The sarcasm thickened. “All of you emissaries, you talk like limpets, don’t you, so low and quiet, your words slicker than wet skin. You come here from your kings or from your dukes and you want something. A fat minister from King Charles’s court in Paris was here just last month. He was oily and kept looking at me as if my robe was lying at my feet. He made me want to bathe. None of you say anything, but you say it nicely and hope the other person is stupid. Well, I’m not stupid. At least you’re not oily and I feel like I still have my robe on. Now, why were you spying on us? What do you want?”

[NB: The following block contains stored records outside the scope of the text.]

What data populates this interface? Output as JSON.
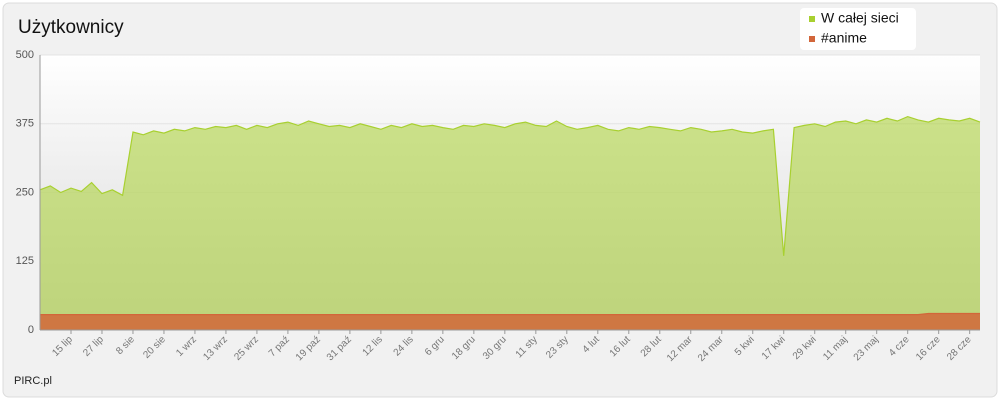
{
  "chart_data": {
    "type": "area",
    "title": "Użytkownicy",
    "source": "PIRC.pl",
    "categories": [
      null,
      null,
      null,
      "15 lip",
      null,
      null,
      "27 lip",
      null,
      null,
      "8 sie",
      null,
      null,
      "20 sie",
      null,
      null,
      "1 wrz",
      null,
      null,
      "13 wrz",
      null,
      null,
      "25 wrz",
      null,
      null,
      "7 paź",
      null,
      null,
      "19 paź",
      null,
      null,
      "31 paź",
      null,
      null,
      "12 lis",
      null,
      null,
      "24 lis",
      null,
      null,
      "6 gru",
      null,
      null,
      "18 gru",
      null,
      null,
      "30 gru",
      null,
      null,
      "11 sty",
      null,
      null,
      "23 sty",
      null,
      null,
      "4 lut",
      null,
      null,
      "16 lut",
      null,
      null,
      "28 lut",
      null,
      null,
      "12 mar",
      null,
      null,
      "24 mar",
      null,
      null,
      "5 kwi",
      null,
      null,
      "17 kwi",
      null,
      null,
      "29 kwi",
      null,
      null,
      "11 maj",
      null,
      null,
      "23 maj",
      null,
      null,
      "4 cze",
      null,
      null,
      "16 cze",
      null,
      null,
      "28 cze",
      null
    ],
    "series": [
      {
        "name": "W całej sieci",
        "color": "#a8d030",
        "values": [
          255,
          262,
          250,
          258,
          252,
          268,
          248,
          255,
          245,
          360,
          355,
          362,
          358,
          365,
          362,
          368,
          365,
          370,
          368,
          372,
          365,
          372,
          368,
          375,
          378,
          372,
          380,
          375,
          370,
          372,
          368,
          375,
          370,
          365,
          372,
          368,
          375,
          370,
          372,
          368,
          365,
          372,
          370,
          375,
          372,
          368,
          375,
          378,
          372,
          370,
          380,
          370,
          365,
          368,
          372,
          365,
          362,
          368,
          365,
          370,
          368,
          365,
          362,
          368,
          365,
          360,
          362,
          365,
          360,
          358,
          362,
          365,
          135,
          368,
          372,
          375,
          370,
          378,
          380,
          375,
          382,
          378,
          385,
          380,
          388,
          382,
          378,
          385,
          382,
          380,
          385,
          378
        ]
      },
      {
        "name": "#anime",
        "color": "#d2663a",
        "values": [
          28,
          28,
          28,
          28,
          28,
          28,
          28,
          28,
          28,
          28,
          28,
          28,
          28,
          28,
          28,
          28,
          28,
          28,
          28,
          28,
          28,
          28,
          28,
          28,
          28,
          28,
          28,
          28,
          28,
          28,
          28,
          28,
          28,
          28,
          28,
          28,
          28,
          28,
          28,
          28,
          28,
          28,
          28,
          28,
          28,
          28,
          28,
          28,
          28,
          28,
          28,
          28,
          28,
          28,
          28,
          28,
          28,
          28,
          28,
          28,
          28,
          28,
          28,
          28,
          28,
          28,
          28,
          28,
          28,
          28,
          28,
          28,
          28,
          28,
          28,
          28,
          28,
          28,
          28,
          28,
          28,
          28,
          28,
          28,
          28,
          28,
          30,
          30,
          30,
          30,
          30,
          30
        ]
      }
    ],
    "ylim": [
      0,
      500
    ],
    "yticks": [
      0,
      125,
      250,
      375,
      500
    ],
    "grid": true,
    "legend": "top-right"
  }
}
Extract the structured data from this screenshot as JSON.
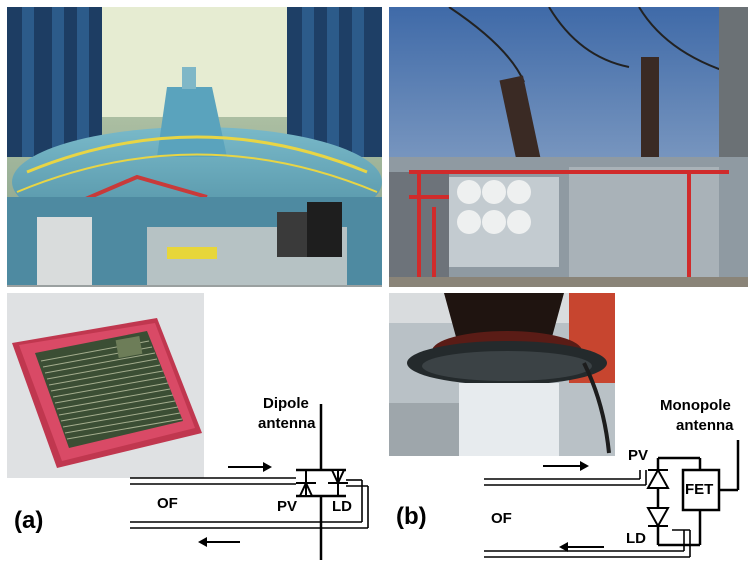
{
  "photos": {
    "top_left": "hydro-generator-hall-photo",
    "top_right": "substation-transformer-photo",
    "mid_left": "sensor-chip-photo",
    "mid_right": "insulator-bushing-photo"
  },
  "panel_a": {
    "tag": "(a)",
    "antenna_line1": "Dipole",
    "antenna_line2": "antenna",
    "of": "OF",
    "pv": "PV",
    "ld": "LD"
  },
  "panel_b": {
    "tag": "(b)",
    "antenna_line1": "Monopole",
    "antenna_line2": "antenna",
    "of": "OF",
    "pv": "PV",
    "ld": "LD",
    "fet": "FET"
  }
}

“That was quite a lot you just said.” He smiled at her, and still waited for her to flinch, to step back from him, but she didn’t. He continued, more than curious now because she hadn’t flinched, hadn’t looked at him and recoiled. “Actually I was merely learning my way about. I heard voices and came into this beautiful garden. I’m rather glad you didn’t succeed in pulling out that other woman’s hair. It’s far too beautiful to be left in knots on the ground.”
“It is her pride, that hair of hers.” She sighed. “Her hair is strong, curse her. I did try, I yanked as hard as I could but it did no good. It’s the first time I’ve managed to get so close, and I failed. The gods know what she’ll do to me now. She always manages something that hurts.”
He took a step closer. He could see the red hand print on her left cheek. He reached out his hand, then realized what he was doing, and withdrew it. “Are you all right?”
“Oh, yes. She’s struck me so many times that now I hardly even notice. This time was different though, but still, we fight whenever we’re within the same chamber.”
“How was it different?”
She was thoughtful for a long moment. Finally she said, her brows knit, “There was deep hatred this time, not just annoyance or irritation. I’m full-grown now and she can’t bear that, although I don’t understand why.”
“Who is she?”
“My father’s second wife.”
“Ah, the stepmother. There are many tales about their vanity and evil. A skald I know well tells of a stepmother who turned her stepdaughter into a pumpkin and left her in a field to rot. Luckily for the pumpkin, a child came along, kicked it, and when it moaned with pain, the child touched it just right and the stepdaughter reappeared. The child ran away.”
“That didn’t sound like a diplomat. Perhaps you are human after all.”
“Perhaps one day you will hear the full tale. Now, about your stepmother.”
“Yes, that’s what she is, and my father loves her, despite her vanity, her temper, her meanness. She’s given him four sons, you see.”
“I see.”
“You needn’t repeat any of this,” she said, her eyes narrowing in warning.
“Why should I? Surely it isn’t all that interesting. Who would I tell who would be amused or hold me in higher esteem?”
She snorted, actually snorted, and he was, for just an instant, enchanted. “There you go again, not saying anything, just asking a stupid question that doesn’t carry as much weight as a bee’s wings. I don’t think I’d be a good diplomat.”
“No, probably not,” he said in that same mild voice. “You haven’t answered my question. Why should I tell anyone about you trying to pull out your stepmother’s hair?”
That jaw of hers was stubborn as a stoat’s but nicely rounded, quite soft looking, really. “Oh, very well. You’ll find out anyway, the way you sneak around and speak so softly like you’re licking honey. She’s Queen Sira, the king’s wife. He used to call her Naphta, after my mother, but she hated it so he let her have her own name back again. That was after the birth of her first son.”
“It all sounds very complicated. I take it then that you’re the king’s daughter.”